A drawing tablet between two halves of a split keyboard

Configuring a wacom graphics drawing tablet under Hyprland

I bought a second hand wacom tablet to try a different way of drawing, but the default configuration was not what I wanted. This is a log of how I configured it to work under the Hyprland window manager in Linux.

The hardware

The tablet I bought was a used CTH-480, but I imagine the process is similar for anything compatible with the linux wacom driver. This particular tablet works with both a stylus and finger ‘touch’ input, and can distinguish between these input methods. Also it’s a nice size for sitting between the two halves of my split keyboard.

Homemade split keyboard and drawing tablet on a desk

Default configuration

If you’re using a single monitor, the tablet probably works fine without any additional configuration. Touching the top left of the tablet registers an input at the top left of the screen, and touching the bottom right of the tablet registers as the bottom right of the screen. However, if you have two or more monitors, then the tablet input will be scaled to match the total display space of your screens. So for me using a three monitor setup, the tablet input corresponded to three screens width, making any kind of precise control very difficult.

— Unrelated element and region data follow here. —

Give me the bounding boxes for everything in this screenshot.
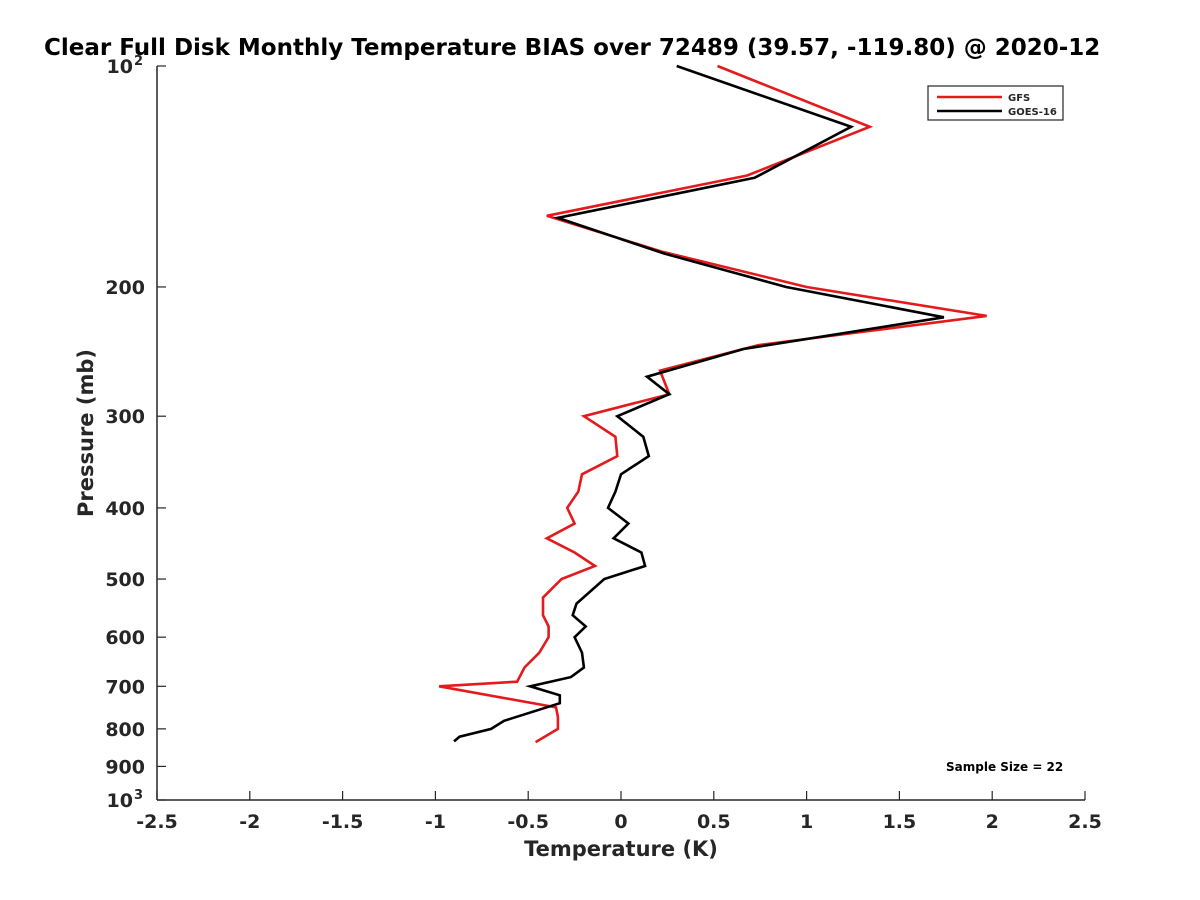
y-tick-label: 900 — [105, 756, 145, 778]
x-tick-label: -2 — [239, 811, 260, 833]
y-tick-label-base: 10 — [107, 56, 133, 78]
x-tick-label: 1.5 — [883, 811, 917, 833]
x-tick-label: -1 — [425, 811, 446, 833]
legend: GFS GOES-16 — [927, 85, 1064, 121]
x-tick-label: 2 — [986, 811, 999, 833]
series-line-gfs — [438, 64, 987, 744]
x-tick-label: -2.5 — [136, 811, 178, 833]
x-tick-label: -1.5 — [322, 811, 364, 833]
chart-title: Clear Full Disk Monthly Temperature BIAS… — [44, 35, 1100, 61]
sample-size-annotation: Sample Size = 22 — [946, 760, 1063, 774]
series-line-goes-16 — [453, 64, 945, 743]
y-tick-label: 600 — [105, 627, 145, 649]
y-tick-label: 400 — [105, 498, 145, 520]
x-tick-label: 1 — [800, 811, 813, 833]
x-tick-label: -0.5 — [507, 811, 549, 833]
y-tick-label: 200 — [105, 277, 145, 299]
y-tick-label-exponent: 3 — [134, 788, 143, 803]
plot-area: -2.5 -2 -1.5 -1 -0.5 0 0.5 1 1.5 2 2.510 2200300400… — [105, 54, 1102, 833]
legend-label-gfs: GFS — [1008, 93, 1030, 104]
y-axis-label: Pressure (mb) — [74, 349, 98, 517]
x-tick-label: 0 — [614, 811, 627, 833]
legend-box — [927, 85, 1064, 121]
y-tick-label: 700 — [105, 676, 145, 698]
legend-label-goes-16: GOES-16 — [1008, 107, 1057, 118]
x-axis-label: Temperature (K) — [524, 837, 718, 861]
y-tick-label: 300 — [105, 406, 145, 428]
y-tick-label: 500 — [105, 569, 145, 591]
y-tick-label: 800 — [105, 719, 145, 741]
y-tick-label-exponent: 2 — [134, 54, 143, 69]
x-tick-label: 0.5 — [697, 811, 731, 833]
x-tick-label: 2.5 — [1068, 811, 1102, 833]
y-tick-label-base: 10 — [107, 790, 133, 812]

Trying an alternate driver: OpenTabletDriver

Briefly I experimented with an alternative to the wacom driver, OpenTabletDriver. This had the advantage of having a straightforward gui to configure the various options, but without a lot of extra configuration didn’t detect whether I was using the stylus drawing-tip or the style eraser. Plus it uses dotnet which felt like overkill for an option that didn’t automagically solve all my problems.

Configuring Hyprland

The Hyprland documentation lists some options for configuring tablet input peripherals. Instead, I want only the tablet stylus input to be mapped to a single screen, ignoring the extra space the other two provide. By setting the ‘output’ variable to the name of one of the monitors, the ‘output space’ of the tablet would be mapped to that display.

So first we identify the monitors

$ hyprctl monitors | grep Monitor
Monitor DP-3 (ID 0):
Monitor DVI-D-1 (ID 1):
Monitor HDMI-A-1 (ID 2):

Also the identifier for the tablet

$ hyprctl devices
Tablets:
    Tablet Pad at 544c238492d0 (belongs to 0 -> )
    Tablet at 544c40ffcea0:
        wacom-intuos-pt-s-pen

In my case HDMI-A-1 is the monitor I want to use for drawing, so we edit the Hyprland config file vim ~/.config/hypr/hyprland.conf, adding the following per-device input configuration:

device:wacom-intuos-pt-s-pen {
    output=HDMI-A-1
}

This configuration takes effect immediately upon hyprland.conf being saved.